How can you predict whether an AI algorithm will fall short for a particular clinical use case such as detecting cancer? Researchers in Radiology took a crack at this conundrum by developing what they call an “uncertainty quantification” metric to predict when an AI algorithm might be less accurate.
AI is rapidly moving into wider clinical use, with a number of exciting studies published in just the last few months showing how AI can help radiologists interpret screening mammograms or direct which women should get supplemental breast MRI.
But AI isn’t infallible. And unlike a human radiologist who might be less confident in a particular diagnosis, an AI algorithm doesn’t have a built-in hedging mechanism.
So researchers from Denmark and the Netherlands decided to build one. They took publicly available AI algorithms and tweaked their code so they produced “uncertainty quantification” scores with their predictions.
They then tested how well the scores predicted AI performance in a dataset of 13k images for three common tasks covering some of the deadliest types of cancer:
1) detecting pancreatic ductal adenocarcinoma on CT
2) detecting clinically significant prostate cancer on MRI
3) predicting pulmonary nodule malignancy on low-dose CT
Researchers classified the highest 80% of the AI predictions as “certain,” and the remaining 20% as “uncertain,” and compared AI’s accuracy in both groups, finding …

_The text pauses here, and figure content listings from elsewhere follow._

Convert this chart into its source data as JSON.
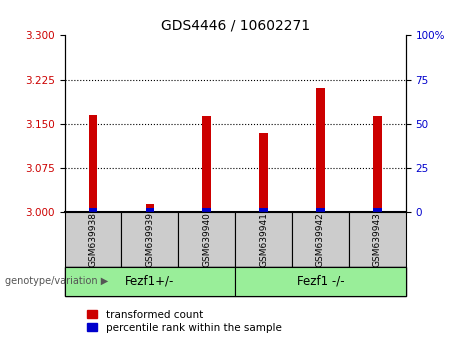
{
  "title": "GDS4446 / 10602271",
  "samples": [
    "GSM639938",
    "GSM639939",
    "GSM639940",
    "GSM639941",
    "GSM639942",
    "GSM639943"
  ],
  "red_values": [
    3.165,
    3.015,
    3.163,
    3.135,
    3.21,
    3.163
  ],
  "blue_values": [
    3.008,
    3.007,
    3.008,
    3.007,
    3.008,
    3.008
  ],
  "ylim_left": [
    3.0,
    3.3
  ],
  "yticks_left": [
    3.0,
    3.075,
    3.15,
    3.225,
    3.3
  ],
  "ylim_right": [
    0,
    100
  ],
  "yticks_right": [
    0,
    25,
    50,
    75,
    100
  ],
  "yticklabels_right": [
    "0",
    "25",
    "50",
    "75",
    "100%"
  ],
  "left_tick_color": "#cc0000",
  "right_tick_color": "#0000cc",
  "bar_width": 0.15,
  "red_color": "#cc0000",
  "blue_color": "#0000cc",
  "group1_label": "Fezf1+/-",
  "group2_label": "Fezf1 -/-",
  "group1_indices": [
    0,
    1,
    2
  ],
  "group2_indices": [
    3,
    4,
    5
  ],
  "group_box_color": "#99ee99",
  "sample_box_color": "#cccccc",
  "legend_red_label": "transformed count",
  "legend_blue_label": "percentile rank within the sample",
  "genotype_label": "genotype/variation",
  "title_fontsize": 10,
  "axis_fontsize": 7.5,
  "legend_fontsize": 7.5,
  "group_label_fontsize": 8.5,
  "sample_fontsize": 6.5
}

- AI led to significant accuracy improvements in the “certain” group for pancreatic cancer (80% vs. 59%), prostate cancer (90% vs. 63%), and pulmonary nodule malignancy prediction (80% vs. 51%)

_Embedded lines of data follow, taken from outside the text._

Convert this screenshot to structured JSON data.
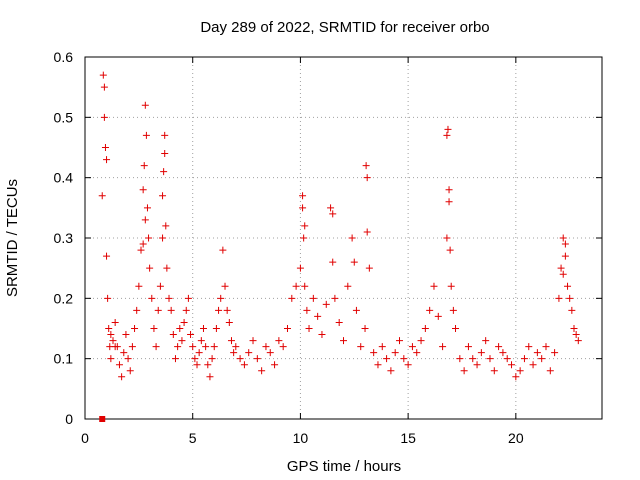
{
  "chart_data": {
    "type": "scatter",
    "title": "Day 289 of 2022, SRMTID for receiver orbo",
    "xlabel": "GPS time / hours",
    "ylabel": "SRMTID / TECUs",
    "xlim": [
      0,
      24
    ],
    "ylim": [
      0,
      0.6
    ],
    "xticks": [
      0,
      5,
      10,
      15,
      20
    ],
    "xtick_labels": [
      "0",
      "5",
      "10",
      "15",
      "20"
    ],
    "yticks": [
      0,
      0.1,
      0.2,
      0.3,
      0.4,
      0.5,
      0.6
    ],
    "ytick_labels": [
      "0",
      "0.1",
      "0.2",
      "0.3",
      "0.4",
      "0.5",
      "0.6"
    ],
    "grid": true,
    "marker": "+",
    "color": "#e00000",
    "series": [
      {
        "name": "SRMTID",
        "x": [
          0.8,
          0.85,
          0.9,
          0.95,
          1.0,
          1.05,
          1.1,
          1.15,
          1.2,
          1.3,
          1.4,
          1.5,
          1.6,
          1.7,
          1.8,
          1.9,
          2.0,
          2.1,
          2.2,
          2.3,
          2.4,
          2.5,
          2.6,
          2.7,
          2.75,
          2.8,
          2.85,
          2.9,
          2.95,
          3.0,
          3.1,
          3.2,
          3.3,
          3.4,
          3.5,
          3.6,
          3.65,
          3.7,
          3.75,
          3.8,
          3.9,
          4.0,
          4.1,
          4.2,
          4.3,
          4.4,
          4.5,
          4.6,
          4.7,
          4.8,
          4.9,
          5.0,
          5.1,
          5.2,
          5.3,
          5.4,
          5.5,
          5.6,
          5.7,
          5.8,
          5.9,
          6.0,
          6.1,
          6.2,
          6.3,
          6.4,
          6.5,
          6.6,
          6.7,
          6.8,
          6.9,
          7.0,
          7.2,
          7.4,
          7.6,
          7.8,
          8.0,
          8.2,
          8.4,
          8.6,
          8.8,
          9.0,
          9.2,
          9.4,
          9.6,
          9.8,
          10.0,
          10.1,
          10.15,
          10.2,
          10.3,
          10.4,
          10.6,
          10.8,
          11.0,
          11.2,
          11.4,
          11.5,
          11.6,
          11.8,
          12.0,
          12.2,
          12.4,
          12.5,
          12.6,
          12.8,
          13.0,
          13.05,
          13.1,
          13.2,
          13.4,
          13.6,
          13.8,
          14.0,
          14.2,
          14.4,
          14.6,
          14.8,
          15.0,
          15.2,
          15.4,
          15.6,
          15.8,
          16.0,
          16.2,
          16.4,
          16.6,
          16.8,
          16.85,
          16.9,
          16.95,
          17.0,
          17.1,
          17.2,
          17.4,
          17.6,
          17.8,
          18.0,
          18.2,
          18.4,
          18.6,
          18.8,
          19.0,
          19.2,
          19.4,
          19.6,
          19.8,
          20.0,
          20.2,
          20.4,
          20.6,
          20.8,
          21.0,
          21.2,
          21.4,
          21.6,
          21.8,
          22.0,
          22.1,
          22.2,
          22.3,
          22.4,
          22.5,
          22.6,
          22.7,
          22.8,
          22.9,
          0.9,
          1.0,
          1.2,
          1.4,
          2.7,
          2.8,
          3.6,
          3.7,
          10.1,
          10.2,
          11.5,
          13.1,
          16.8,
          16.9,
          22.2,
          22.3
        ],
        "y": [
          0.37,
          0.57,
          0.55,
          0.45,
          0.27,
          0.2,
          0.15,
          0.12,
          0.1,
          0.13,
          0.16,
          0.12,
          0.09,
          0.07,
          0.11,
          0.14,
          0.1,
          0.08,
          0.12,
          0.15,
          0.18,
          0.22,
          0.28,
          0.38,
          0.42,
          0.52,
          0.47,
          0.35,
          0.3,
          0.25,
          0.2,
          0.15,
          0.12,
          0.18,
          0.22,
          0.3,
          0.41,
          0.44,
          0.32,
          0.25,
          0.2,
          0.18,
          0.14,
          0.1,
          0.12,
          0.15,
          0.13,
          0.16,
          0.18,
          0.2,
          0.14,
          0.12,
          0.1,
          0.09,
          0.11,
          0.13,
          0.15,
          0.12,
          0.09,
          0.07,
          0.1,
          0.12,
          0.15,
          0.18,
          0.2,
          0.28,
          0.22,
          0.18,
          0.16,
          0.13,
          0.11,
          0.12,
          0.1,
          0.09,
          0.11,
          0.13,
          0.1,
          0.08,
          0.12,
          0.11,
          0.09,
          0.13,
          0.12,
          0.15,
          0.2,
          0.22,
          0.25,
          0.37,
          0.3,
          0.22,
          0.18,
          0.15,
          0.2,
          0.17,
          0.14,
          0.19,
          0.35,
          0.26,
          0.2,
          0.16,
          0.13,
          0.22,
          0.3,
          0.26,
          0.18,
          0.12,
          0.15,
          0.42,
          0.4,
          0.25,
          0.11,
          0.09,
          0.12,
          0.1,
          0.08,
          0.11,
          0.13,
          0.1,
          0.09,
          0.12,
          0.11,
          0.13,
          0.15,
          0.18,
          0.22,
          0.17,
          0.12,
          0.3,
          0.48,
          0.38,
          0.28,
          0.22,
          0.18,
          0.15,
          0.1,
          0.08,
          0.12,
          0.1,
          0.09,
          0.11,
          0.13,
          0.1,
          0.08,
          0.12,
          0.11,
          0.1,
          0.09,
          0.07,
          0.08,
          0.1,
          0.12,
          0.09,
          0.11,
          0.1,
          0.12,
          0.08,
          0.11,
          0.2,
          0.25,
          0.3,
          0.27,
          0.22,
          0.2,
          0.18,
          0.15,
          0.14,
          0.13,
          0.5,
          0.43,
          0.14,
          0.12,
          0.29,
          0.33,
          0.37,
          0.47,
          0.35,
          0.32,
          0.34,
          0.31,
          0.47,
          0.36,
          0.24,
          0.29
        ]
      }
    ],
    "extra_marker": {
      "x": 0.8,
      "y": 0.0
    }
  }
}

- AI accuracy was comparable to clinicians when its predictions were “certain” (80% vs. 78%, P=0.07), but much worse when “uncertain” (50% vs. 68%, P<0.001)
- Using AI to triage “uncertain” cases produced overall accuracy improvements for pancreatic and prostate cancer (+5%) and lung nodule malignancy prediction (+6%) compared to a no-triage scenario
How would uncertainty quantification be used in clinical practice? It could play a triage role, deprioritizing radiologist review of easier cases while helping them focus on more challenging studies. It’s a concept similar to the MASAI study of mammography AI.
The Takeaway
Like MASAI, the new findings present exciting new possibilities for AI implementation. They also present a framework within which AI can be implemented more safely by alerting clinicians to cases in which AI’s analysis might fall short – and enabling humans to step in and pick up the slack.